MERA is a new open independent benchmark for the evaluation of fundamental models for the Russian language.

Task description

Long context code generation on C/C++ at function level. Dataset contains 208 tasks.

Evaluated skills: Instruction Following, Long Context Comprehension, Code Perception, Completion

Contributors: Aidar Valeev, Roman Garaev, Vadim Lomshakov, Irina Piontkovskaya, Vladimir Ivanov, Israel Adewuyi

Motivation

YABLoCo is a long context code generation benchmark featuring a test set of 208 functions selected from four large repositories with thousands of functions. The dataset contains metadata of functions, contexts of the functions with different levels of dependencies, docstrings, functions bodies, and call graphs for each repository. The benchmark aims at function body generation in large repositories from 200K to 2,000K LoC in C and C++, two languages not covered by previous benchmarks. While the benchmark generally allows custom retrieval across repositories, the provided version proposes oracle context – functions extracted from call graph that generated code should depend on. Given oracle context, docstring and function signature, model generates correspondin function body, which then gets evaluated on repository tests. Model should understand code from provided context and docstring summary and compose a function method that implements the required functionality. Evaluation presents results in two metrics: pass@1, measuring functionality correctness, and exact match, which indicates overfitting in case of high values.

Data description

Data fields

instruction [str] — Instruction prompt template with question elements placeholders.
inputs — Input data that forms the task for the model. Can include one or multiple modalities - video, audio, image, text.
- language [str] — Programming language to write code in (C/C++).
- signature [str] — Function signature.
- docstring [str] — Function docstring comment.
- context [str] — Oracle context – functions extracted from call graph that the original code calls.
outputs [str] — The correct answer to the question.
meta — Metadata related to the test example, not used in the question (hidden from the tested model).
- id [int] — Identification number of the question in the dataset.
- original_id [str] — Function identifier in call-graph.
- repository [str] — Repository.
- fname [str] — Function name.
- file [str] — Original file path.
- calls_num [int] — Number of times target function is called.
- dep_num [int] — Number of dependencies called in function body.
- same_file [int] — Number of same-file dependencies called in function body.
- same_package [int] — Number of same-package dependencies called in function body.
- project [int] — Number of project-level dependencies called in function body.
- stdlib [int] — Number of stdlib dependencies called in function body.
- external_binaries [int] — Number of dependencies from external binaries called in function body.
- code_length [int] — Ground truth code length.
- pos [int] — Code position in the original file.
- last_commit [str] — Date of last commit related to the function body.
- test_cov_hits [int] — Number of test coverage hits.

Prompts

For the task, 11 prompts were prepared and evenly distributed among the questions on the principle of "one prompt per question". The templates in curly braces in each prompt are filled in from the fields inside the inputs field in each question.

Prompt example:

"Сгенерируйте функцию на языке {language}.

Описание: {docstring}

Контекст: {context}

Сигнатура: {signature}

Выведите только код функции, без объяснений и дополнительного текста.

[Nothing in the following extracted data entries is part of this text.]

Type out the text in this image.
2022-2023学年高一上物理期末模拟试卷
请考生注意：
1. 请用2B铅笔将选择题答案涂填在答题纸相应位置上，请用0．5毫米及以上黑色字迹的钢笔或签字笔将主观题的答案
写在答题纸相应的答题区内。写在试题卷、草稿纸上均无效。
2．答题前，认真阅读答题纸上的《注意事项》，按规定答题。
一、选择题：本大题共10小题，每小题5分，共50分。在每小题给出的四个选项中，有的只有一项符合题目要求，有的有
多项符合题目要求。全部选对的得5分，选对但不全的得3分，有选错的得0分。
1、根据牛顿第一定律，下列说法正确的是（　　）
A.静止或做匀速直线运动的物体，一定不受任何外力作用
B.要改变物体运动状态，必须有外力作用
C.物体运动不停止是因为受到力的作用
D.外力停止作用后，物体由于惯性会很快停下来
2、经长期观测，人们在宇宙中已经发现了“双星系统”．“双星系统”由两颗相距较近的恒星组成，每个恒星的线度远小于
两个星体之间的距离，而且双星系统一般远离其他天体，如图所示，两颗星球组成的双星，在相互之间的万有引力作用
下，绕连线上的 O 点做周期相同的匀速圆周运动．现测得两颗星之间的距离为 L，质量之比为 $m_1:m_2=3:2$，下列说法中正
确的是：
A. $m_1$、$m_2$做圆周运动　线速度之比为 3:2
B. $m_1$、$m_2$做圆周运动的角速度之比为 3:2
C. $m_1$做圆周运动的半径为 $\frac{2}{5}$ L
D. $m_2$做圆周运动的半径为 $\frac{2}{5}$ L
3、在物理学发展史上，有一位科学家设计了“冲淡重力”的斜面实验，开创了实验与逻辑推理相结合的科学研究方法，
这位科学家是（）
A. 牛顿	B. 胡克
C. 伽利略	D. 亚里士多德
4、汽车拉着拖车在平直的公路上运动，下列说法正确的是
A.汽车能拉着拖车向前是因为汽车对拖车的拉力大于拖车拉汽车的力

Формат ответа:```{language} <code>```"

Dataset creation

Largest most-starred selected GitHub repositories included llvm-project, bullet3, openssl and redis. The limited number of repositories is due to high costs of including more repositories, specifically, building and compiling projects, implementing Dockerfiles, running tests and computing test coverage. From each of the selected repositories, we extracted all functions along with their function calls, last commit date, docstring comment, code and comment length, and test hits. The function calls were then assigned to one of the following five categories: 'none', 'stdlib', 'file', 'package', 'project'. Specifically, 'stdlib' for system calls, 'file' and 'package' for calls inside the same file and package, correspondingly, and 'project' for functions with project-level calls. If a function had no dependencies, it went into the 'none' category. We filtered out the functions that had excessively short or long implementations, or no test hits or comments. Then, we detected and removed near code duplicates. After that, we sorted the remaining set of functions in every context category according to the last commit date and test hits preferring the latest and most covered. The repositories functions were sampled automatically disregarding the docstring quality. Therefore, we manually evaluated the docstring quality. In addition to the data collection and cleaning, we generated a call graph for each repository. The graph contained all functions with unique IDs, their callers, and callee functions as well as metadata such as length, path to file, position in file, docstring, date of the last modification, number of test hits, and a category.

Metrics

Metrics for aggregated evaluation of responses:

Pass@1: Pass@1 is the average success rate across all processed cases, where a given case is considered successful (score 1) if the first generated solution passes all unit tests, and unsuccessful (score 0) otherwise.

Exact Match: Exact match is the average of scores for all processed cases, where a given case score is 1 if the predicted string is the exact same as its reference string, and is 0 otherwise.